This past Saturday a report was released by a cryptocurrency agent and researcher regarding how he suspects that up to $3 billion worth of cryptocurrency trade volumes, most of it coming from certain exchanges.
Sylvain Ribes, a Cryptocurrency investor and trader, also a former sponsored professional poker player and coach, wrote the report and claims that Okcoin, a digital currency exchanger company all this time has been counterfeiting up to 93 per cent of its trade volumes.
Mr. Ribes’ study has a couple of fascinating news concerning trade volumes originating from Okcoin/Okex, which is also a Chinese digital currency trading platform and exchange based in Beijing. Sylvain wrote that these exchanges may have been falsifying their trade volumes. He calculated his data from order books throughout all top-tier exchanges to, Sylvain wrote: “measure how badly market selling $50k USD worth of each cryptocurrency would cash the price.”
Ribes went on to make mention of the term “Slippage”, a term he describes as the percentage change between the observed mid-spread price and the lowest price he had to consent to sell the asset.
This recent study contains several currency volumes coming from different exchanges like Bitfinex, GDAX, Kraken, Binance, etc. He discovered massive inconsistencies between trading platforms. At some point in the report Mr. Ribes states that: “I found ridiculously massive discrepancies between exchanges. Not the kind that can be easily hand-waved away (oh well, their users must behave differently), but the kind that can be explained by some figures being overstated as much as 95%.”
The volumes of Okcoin/Okex raised alarms and Ribes explains that because the markets are unregulated, artificial volumes and wash trading should be expected. His slippage and volume chart indicates that couples with a daily volume of 100k with all four exchanges over 24 hours. He also added that: Many pairs, albeit boasting up to $5 million volumes, would cost you more than 10 per cent in slippage, should you want to liquidate a mere $50k in assets – Those pairs included, at the time of the data parsing (06/03/18): NEO/BTC, IOTA/USD, QTUM/USD – Hardly illiquid or low-profile assets.

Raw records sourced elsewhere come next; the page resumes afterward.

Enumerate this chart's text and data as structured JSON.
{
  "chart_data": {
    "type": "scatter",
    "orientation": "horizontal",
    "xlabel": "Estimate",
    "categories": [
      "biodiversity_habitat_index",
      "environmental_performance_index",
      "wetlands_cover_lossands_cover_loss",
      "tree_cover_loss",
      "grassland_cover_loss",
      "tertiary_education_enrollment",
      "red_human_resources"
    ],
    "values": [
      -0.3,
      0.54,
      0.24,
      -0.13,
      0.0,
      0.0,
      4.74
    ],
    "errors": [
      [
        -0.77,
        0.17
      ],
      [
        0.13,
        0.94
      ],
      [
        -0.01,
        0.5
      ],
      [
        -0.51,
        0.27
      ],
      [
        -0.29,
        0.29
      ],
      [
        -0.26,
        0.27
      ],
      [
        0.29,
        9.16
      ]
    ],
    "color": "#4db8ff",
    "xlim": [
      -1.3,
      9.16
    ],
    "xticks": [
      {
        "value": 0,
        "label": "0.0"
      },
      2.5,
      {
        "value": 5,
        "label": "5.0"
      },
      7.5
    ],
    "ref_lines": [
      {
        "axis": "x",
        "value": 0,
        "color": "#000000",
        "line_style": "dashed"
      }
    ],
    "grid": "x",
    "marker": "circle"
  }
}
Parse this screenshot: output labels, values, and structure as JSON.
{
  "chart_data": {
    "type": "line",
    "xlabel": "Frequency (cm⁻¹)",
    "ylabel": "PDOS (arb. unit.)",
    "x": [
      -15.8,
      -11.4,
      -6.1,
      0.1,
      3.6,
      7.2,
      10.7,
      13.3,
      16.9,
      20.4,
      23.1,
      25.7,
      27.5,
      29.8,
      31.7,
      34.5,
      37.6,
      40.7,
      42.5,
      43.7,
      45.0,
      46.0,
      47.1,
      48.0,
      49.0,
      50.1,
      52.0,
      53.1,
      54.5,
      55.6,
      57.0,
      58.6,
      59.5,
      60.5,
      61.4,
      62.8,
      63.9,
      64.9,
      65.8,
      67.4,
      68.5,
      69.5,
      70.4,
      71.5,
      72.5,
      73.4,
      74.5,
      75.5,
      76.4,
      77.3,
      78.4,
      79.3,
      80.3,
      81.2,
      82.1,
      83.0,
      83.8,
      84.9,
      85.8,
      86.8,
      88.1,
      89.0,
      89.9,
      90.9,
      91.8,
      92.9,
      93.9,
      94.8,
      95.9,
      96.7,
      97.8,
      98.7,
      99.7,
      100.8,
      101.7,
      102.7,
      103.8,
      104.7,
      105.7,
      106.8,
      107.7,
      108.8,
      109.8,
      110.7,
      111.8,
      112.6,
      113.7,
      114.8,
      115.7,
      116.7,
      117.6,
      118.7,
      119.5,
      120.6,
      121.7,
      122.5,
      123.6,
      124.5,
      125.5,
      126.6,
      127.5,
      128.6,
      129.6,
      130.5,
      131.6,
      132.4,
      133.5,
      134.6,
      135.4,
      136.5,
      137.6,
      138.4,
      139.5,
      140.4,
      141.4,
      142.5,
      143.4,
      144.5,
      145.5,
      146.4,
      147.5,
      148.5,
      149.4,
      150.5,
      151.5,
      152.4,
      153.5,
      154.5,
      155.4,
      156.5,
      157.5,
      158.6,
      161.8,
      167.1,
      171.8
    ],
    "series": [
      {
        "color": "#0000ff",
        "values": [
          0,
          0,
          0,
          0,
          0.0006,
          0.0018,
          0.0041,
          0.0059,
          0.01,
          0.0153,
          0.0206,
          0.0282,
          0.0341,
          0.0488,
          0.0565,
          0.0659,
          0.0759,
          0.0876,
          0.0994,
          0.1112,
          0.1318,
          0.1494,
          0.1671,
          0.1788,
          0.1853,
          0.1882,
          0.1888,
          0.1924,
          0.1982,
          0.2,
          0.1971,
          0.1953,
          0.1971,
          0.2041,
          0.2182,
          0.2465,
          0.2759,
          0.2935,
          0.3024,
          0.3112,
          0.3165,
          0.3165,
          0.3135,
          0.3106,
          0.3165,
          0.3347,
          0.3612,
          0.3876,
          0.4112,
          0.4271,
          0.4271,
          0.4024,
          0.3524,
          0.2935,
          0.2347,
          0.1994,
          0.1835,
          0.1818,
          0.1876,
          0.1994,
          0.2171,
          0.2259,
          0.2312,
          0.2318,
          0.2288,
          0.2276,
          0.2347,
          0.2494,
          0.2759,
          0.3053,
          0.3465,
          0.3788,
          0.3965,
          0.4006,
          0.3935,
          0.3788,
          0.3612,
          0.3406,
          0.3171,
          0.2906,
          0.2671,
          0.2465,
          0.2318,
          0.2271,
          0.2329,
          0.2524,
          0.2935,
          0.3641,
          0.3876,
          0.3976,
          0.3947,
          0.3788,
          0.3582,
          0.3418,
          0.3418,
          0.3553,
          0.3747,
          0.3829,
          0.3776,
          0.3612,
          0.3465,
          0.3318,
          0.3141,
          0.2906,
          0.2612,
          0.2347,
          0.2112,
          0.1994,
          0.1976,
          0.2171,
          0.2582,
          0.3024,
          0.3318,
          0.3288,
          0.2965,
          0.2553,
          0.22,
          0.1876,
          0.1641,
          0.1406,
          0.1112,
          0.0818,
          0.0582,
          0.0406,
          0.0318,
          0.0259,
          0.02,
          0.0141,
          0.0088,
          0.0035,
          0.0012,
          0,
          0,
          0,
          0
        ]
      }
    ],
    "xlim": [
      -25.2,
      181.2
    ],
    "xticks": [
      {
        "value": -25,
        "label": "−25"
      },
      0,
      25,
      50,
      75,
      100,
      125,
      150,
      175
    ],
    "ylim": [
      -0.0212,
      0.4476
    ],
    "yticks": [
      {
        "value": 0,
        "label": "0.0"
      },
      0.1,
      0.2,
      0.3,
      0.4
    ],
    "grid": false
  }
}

Hitbtc however, a cryptocurrency exchange launched in 2014 has little differences and is a touch less liquid which can be spotted for several reasons. He also states that the results of Binance were more Intriguing, however says that the exchange has a pretty restrictive policy when it comes to API-trading. He finally stated that Inspecting their volume history does not show any obvious suspicious activity. After the study was done and made public, the CEO of Binance stated that Sylvain Rides’ study was a good in-depth analysis.